Psychologists tell us two things about how females choose males for sex. You can check out these findings in books such as Robin Baker – ‘Sperm Wars’, David Buss – ‘Evolutionary Psychology’ and Matt Ridley – The Red Queen. The studies reveal the following:
1. Females often use a short-term mating strategy
Masculine, dominant men come out well in this area. These are men who know their mind, have dominant facial and behavioural features, are extroverted and are physically well developed.
Of course not every man who is chosen has all of these traits but on the balance of averages, men with these traits tend to come out better for short-term mating than men who lack them. These men are good material for one night stands and for ‘here today gone tomorrow’ boyfriends.
2. Females often use a long-term mating strategy
Men who are caring, protective and committed tend to do well as choices for being long-term partners. These are people for a lasting relationship.
Bringing The Two Sides Together – Dominant Connection
Increasingly, I am moving towards accepting the need for an integration of these two sides of the attractive male.
As males we don’t have to be one or the other. By showing both long-term and short-term fitness traits – the aspects of how we act and communicate especially, we can have our cake and eat it.
In the past, before I got into the game seriously, I was very accepting of the need for connection. All the crap in the media was geared towards telling men they needed to communicate. I accepted that and shared my feelings in an overly-emotional way. After all this is what we are incessantly told that women wanted. Even women have their heads filled with this stuff in the magazines they read. Then when they follow the advice and find a caring, nice guy they inexplicably feel the urge to cheat on him with a bad boy.
My Swedish girlfriend didn’t react well to my increasing emotional connection and we became less and less close. Looking back, I was on communication overdrive, itself driven by that media based meme of ‘be nice and communicate’. More accurately, I was overkill because it became counter-productive and poisoned our relationship. But I didn’t know any better back then.
When I saw her withdrawing, I took it as an indication that I was not communicating enough or not doing it properly so I became even more emotional. Translate that as needy too. What was the result? You guessed it – she became even more distant. Things were not helped, but got worse between us.
Then I got into the game seriously in the late 1990s. I slapped my brain into action and saw my emotional connection was way to strong and I needed to exhibit more of those alpha, dominant, short-term attraction traits. And that helped a lot. I found I was getting good reactions and going out with girls. But as my relationships matured, I found myself going back to that overly-emotional way of communicating. I wrote about it once, asking for advice. The post was called ‘Reining In Niceness’.
The way to go, as far as I can tell, is to merge the two aspects and to be dominant AND connecting. Don’t overdo one or the other. You might have them at 50/50 as a base line then play around with them in differing ratios around that base.

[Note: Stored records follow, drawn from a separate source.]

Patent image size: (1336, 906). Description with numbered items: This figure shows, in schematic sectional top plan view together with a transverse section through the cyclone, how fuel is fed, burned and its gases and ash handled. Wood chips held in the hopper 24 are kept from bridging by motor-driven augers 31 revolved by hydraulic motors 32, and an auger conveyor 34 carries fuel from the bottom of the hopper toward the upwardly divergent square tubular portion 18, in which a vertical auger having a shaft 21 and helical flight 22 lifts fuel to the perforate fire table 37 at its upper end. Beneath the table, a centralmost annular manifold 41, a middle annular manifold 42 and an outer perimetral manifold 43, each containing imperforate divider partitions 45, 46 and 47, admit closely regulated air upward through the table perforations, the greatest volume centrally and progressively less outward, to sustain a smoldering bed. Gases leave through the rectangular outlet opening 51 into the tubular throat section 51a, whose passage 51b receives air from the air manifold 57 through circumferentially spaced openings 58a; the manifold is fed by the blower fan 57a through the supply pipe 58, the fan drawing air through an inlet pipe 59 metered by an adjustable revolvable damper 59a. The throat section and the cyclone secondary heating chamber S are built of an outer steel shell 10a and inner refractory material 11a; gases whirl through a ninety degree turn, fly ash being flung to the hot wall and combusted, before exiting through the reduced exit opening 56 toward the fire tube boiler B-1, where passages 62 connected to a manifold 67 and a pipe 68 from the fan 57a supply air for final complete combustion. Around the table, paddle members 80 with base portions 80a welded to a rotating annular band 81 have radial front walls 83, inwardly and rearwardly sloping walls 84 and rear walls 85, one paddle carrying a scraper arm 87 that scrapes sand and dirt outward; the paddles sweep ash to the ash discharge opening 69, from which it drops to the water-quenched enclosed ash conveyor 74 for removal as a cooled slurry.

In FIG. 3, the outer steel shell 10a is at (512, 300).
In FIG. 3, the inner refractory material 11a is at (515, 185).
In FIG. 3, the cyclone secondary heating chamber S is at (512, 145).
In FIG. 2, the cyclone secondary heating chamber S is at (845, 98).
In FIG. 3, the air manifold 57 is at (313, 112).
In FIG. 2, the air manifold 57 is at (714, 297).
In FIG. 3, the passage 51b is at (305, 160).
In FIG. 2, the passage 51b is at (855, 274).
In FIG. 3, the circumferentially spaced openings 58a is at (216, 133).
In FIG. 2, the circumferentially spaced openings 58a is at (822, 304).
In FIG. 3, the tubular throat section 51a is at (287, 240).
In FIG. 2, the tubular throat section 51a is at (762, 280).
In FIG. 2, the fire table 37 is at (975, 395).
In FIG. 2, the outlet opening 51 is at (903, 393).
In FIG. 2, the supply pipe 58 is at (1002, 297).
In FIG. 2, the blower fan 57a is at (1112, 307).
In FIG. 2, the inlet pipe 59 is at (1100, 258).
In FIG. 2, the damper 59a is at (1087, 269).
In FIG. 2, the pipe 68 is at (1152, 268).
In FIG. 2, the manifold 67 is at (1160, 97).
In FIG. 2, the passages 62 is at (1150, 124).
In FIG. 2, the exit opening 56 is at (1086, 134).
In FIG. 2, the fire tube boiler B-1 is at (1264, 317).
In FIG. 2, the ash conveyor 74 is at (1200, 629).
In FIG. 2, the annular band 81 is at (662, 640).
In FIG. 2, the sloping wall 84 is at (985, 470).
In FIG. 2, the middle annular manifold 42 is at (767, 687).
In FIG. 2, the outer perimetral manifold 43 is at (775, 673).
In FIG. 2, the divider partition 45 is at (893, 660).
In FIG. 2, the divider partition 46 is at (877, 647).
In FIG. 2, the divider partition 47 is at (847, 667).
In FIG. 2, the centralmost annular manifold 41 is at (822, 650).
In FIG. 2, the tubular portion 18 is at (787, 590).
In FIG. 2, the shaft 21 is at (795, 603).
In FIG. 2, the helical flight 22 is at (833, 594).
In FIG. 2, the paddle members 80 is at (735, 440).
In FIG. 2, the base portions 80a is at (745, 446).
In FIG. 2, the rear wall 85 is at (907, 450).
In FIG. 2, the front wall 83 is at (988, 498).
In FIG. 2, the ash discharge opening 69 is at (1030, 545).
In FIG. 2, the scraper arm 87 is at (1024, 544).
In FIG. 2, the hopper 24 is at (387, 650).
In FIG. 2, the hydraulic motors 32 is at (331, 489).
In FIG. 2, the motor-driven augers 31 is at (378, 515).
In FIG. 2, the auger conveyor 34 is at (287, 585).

For instance, you might have a 65/35 ration in favour of dominance in the early stages of meeting the girl. Then you might reducing it to 50/50 in a stable relationship once all the big shit tests have been passed and you trust each other. You might even take it to 45/55 in favour of connection. Who knows what is best – you have to calibrate for the situation.
For someone like me who tends to go for connection naturally and as someone who overdoes it naturally, I think a definite baseline of 40-60 in favour of either side might be a good way to go. I’m going to experiment with this over the coming months by consciously training my mind to be that little bit cockier with my LTR. I truly believe, based on my relationship experience that if you let the girl lead and don’t lead her most of the time, she’ll often lose attraction.
Assess your game, set your baselines and experiment sticking to them solidly.